Given the luxurious allure of scenic French or Italian wine regions, a vineyard investment is fast becoming a retired businessman's dream.

While such ventures have clearly been beneficial investments for Depardieu and Coppola, not all celebrities buy into vineyard ownership from a business perspective.

Footballer David Beckham learned to appreciate high-calibre wines in Spain, while he played for Real Madrid and, in 2008, bought a Californian vineyard as a birthday present for his wife, Victoria. This smart move enabled designer Victoria Beckham to create her own wine, and occasionally bottle it for family and friends, and to the high specifications she grew to love from Spanish wines.

Owning a vineyard might seem idyllic, but it could also cost millions of dollars.
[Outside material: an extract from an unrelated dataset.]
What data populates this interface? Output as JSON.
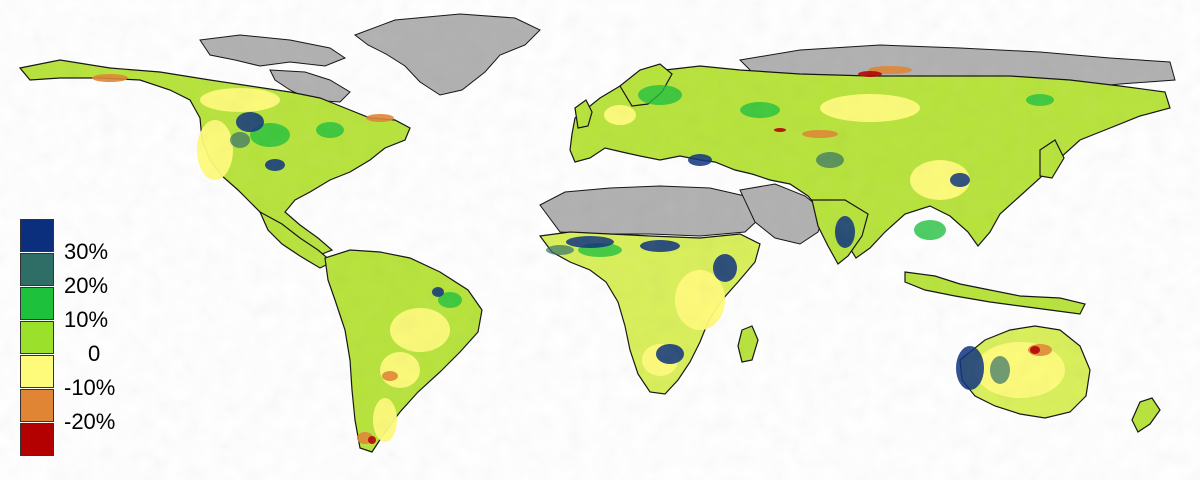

There are now options for more cautious investors to support, volunteer, or simply adopt a vine, however.

Although nowhere near as involving as owning a vineyard, the investment does give you the satisfaction of having your name on bottles of wine from land on which you own vines. Adopting vines also allows you to create your own vineyard experience, and really find out all that its work entails.

Some vineyards also offer shares, which give investors a sense of ownership without the large financial risk. These investments are not always well-documented, and it would be best to seek advice from a professional adviser, but such options could give you a start in the business.

There are many reasons why anyone buys a vineyard: for investment and profit, for self-gratification, or simply to live the dream. Whatever the motivation, vineyards are hard work, however, as they require research, planning, and a good financial structure. More importantly, vineyards need to be taken seriously. Nonetheless, they can be so rewarding.


If you're thirsting for your very own winery, you'd better move fast.

Debra Meiburg, award-winning expert and the first to receive the master of wine certification in Asia, says that wealthy oenophiles aren't letting these investment opportunities wither on the vine.

"About five years ago, I suggested to my wine-loving Hong Kong friends that we should form a consortium to establish a 'first growth' winery in China - and they scoffed," she recalls.

"A few years later, I received bi-weekly meeting requests and proposals to advise on vineyard and winery development in China."

Despite the growing interest in having a wine to call one's own, vineyard investment is not an easy business venture.

Production is affected by weather, infestation and disease.

Chinese investors are also looking abroad, and the latest trend is to own vineyards in Bordeaux, France.

"My last count was 37 wineries," Meiburg says.

Bottom line? Get in there, get it right, and you may just harvest the rewards.

As Meiburg says: "Wines that are the first to establish their reputation for high quality in China will be unassailable for decades."